First I assumed I had a bad case of jet lag. After spending two weeks in Africa in August, it was difficult to ease back into my
routine. During my first few days home I assumed my body was struggling to adjust to the time change. But after a month it was obvious that my spirit wasn’t settled.
Was it depression? A doctor might have recommended Prozac. But I didn’t want to medicate this pain.
The ache I felt inside began after I spent a day interviewing Christians in Kaduna, Nigeria, a city where militant Muslims stage regular rampages against believers. In 1992 Muslims burned 230 churches to the ground. Similar waves of violence erupted in 2000 and 2002.
Zachariah Pidung, a 35-year-old man who is missing half of his left arm as well as his right hand, was one of the first to tell me his story. Muslims
wielding machetes, swords and clubs showed up at his house last November. Zachariah watched as they butchered his two older brothers, doused their bodies with gasoline and set them ablaze.
They tried to kill Zachariah too, but after they cut off his arm and hand and set him on fire, he rolled into a watery ditch and pretended to be dead. During our interview he lifted up his shirt to show me the leathery scars on his back.
Hajara Mogari was one of 18 widows who shared their testimonies with me. One February morning in 2000, she said, crazed Muslims threw petrol bombs through the windows of her house to force everyone out.

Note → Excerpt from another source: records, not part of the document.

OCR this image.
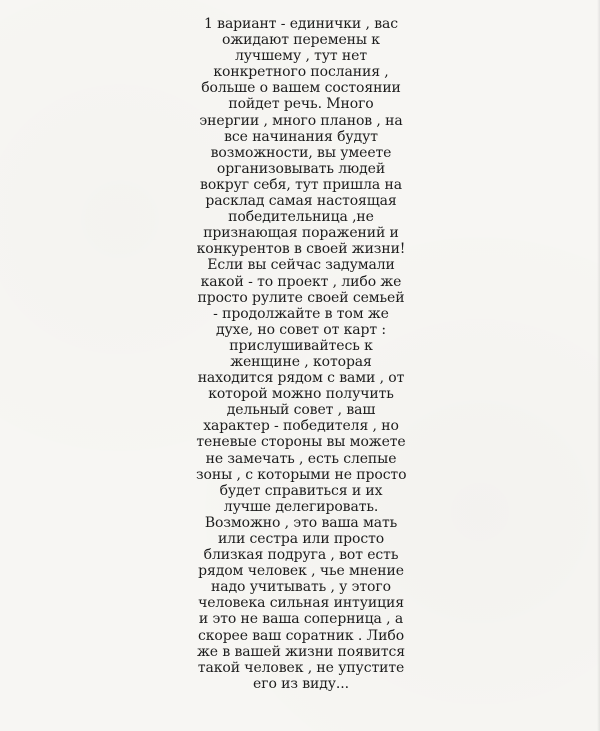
1 вариант - единички , вас
ожидают перемены к
лучшему , тут нет
конкретного послания ,
больше о вашем состоянии
пойдет речь. Много
энергии , много планов , на
все начинания будут
возможности, вы умеете
организовывать людей
вокруг себя, тут пришла на
расклад самая настоящая
победительница ,не
признающая поражений и
конкурентов в своей жизни!
Если вы сейчас задумали
какой - то проект , либо же
просто рулите своей семьей
- продолжайте в том же
духе, но совет от карт :
прислушивайтесь к
женщине , которая
находится рядом с вами , от
которой можно получить
дельный совет , ваш
характер - победителя , но
теневые стороны вы можете
не замечать , есть слепые
зоны , с которыми не просто
будет справиться и их
лучше делегировать.
Возможно , это ваша мать
или сестра или просто
близкая подруга , вот есть
рядом человек , чье мнение
надо учитывать , у этого
человека сильная интуиция
и это не ваша соперница , а
скорее ваш соратник . Либо
же в вашей жизни появится
такой человек , не упустите
его из виду...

Hajara lost her husband, four of her children, a daughter-in-law and two grandchildren that day. “After they dumped the bodies in a well, they threw concrete blocks on top of them,” she said, wiping away tears from a face weathered by grief.
Pastor Samuel Kujiyat miraculously survived an attack in 2000, but then he had to bury a female parishioner who was murdered and set on fire by the mob. All that was left of her body was a charred skull.
What amazed me the most about these people was not what they had
suffered but the fact that they are ready to suffer again. “There is something about Christianity that makes you willing to die for it,” pastor Kujiyat said.
Some Christians have left Kaduna to seek safety in southern Nigeria–but many others are staying because they know someone must maintain a witness for Christ on that hellish spiritual battlefield.
“We have decided not to allow persecution to deter us,” another pastor, Olaniyi Adegboyega, told me. “Those of us who are ministering in the north always face intense pressure to abandon our work among the Muslims. We ask for our brethren in the West to continue to pray for us.”
Perhaps the reason I was so traumatized by this trip is that I see such a discrepancy between the faith displayed in northern Nigeria and the kind of gospel we preach inside our comfortable Christian cocoon here in the United States. It is indeed bizarre when you contrast the genuine passion of the suffering church with the shallow, what’s-in-it-for-me message we broadcast to the world.
The people of Kaduna changed my life forever. Although I was never attacked by a Muslim mob during my visit, the fire these brave Christians endure scorched my soul and left the smell of smoke in my conscience. I hope I never recover.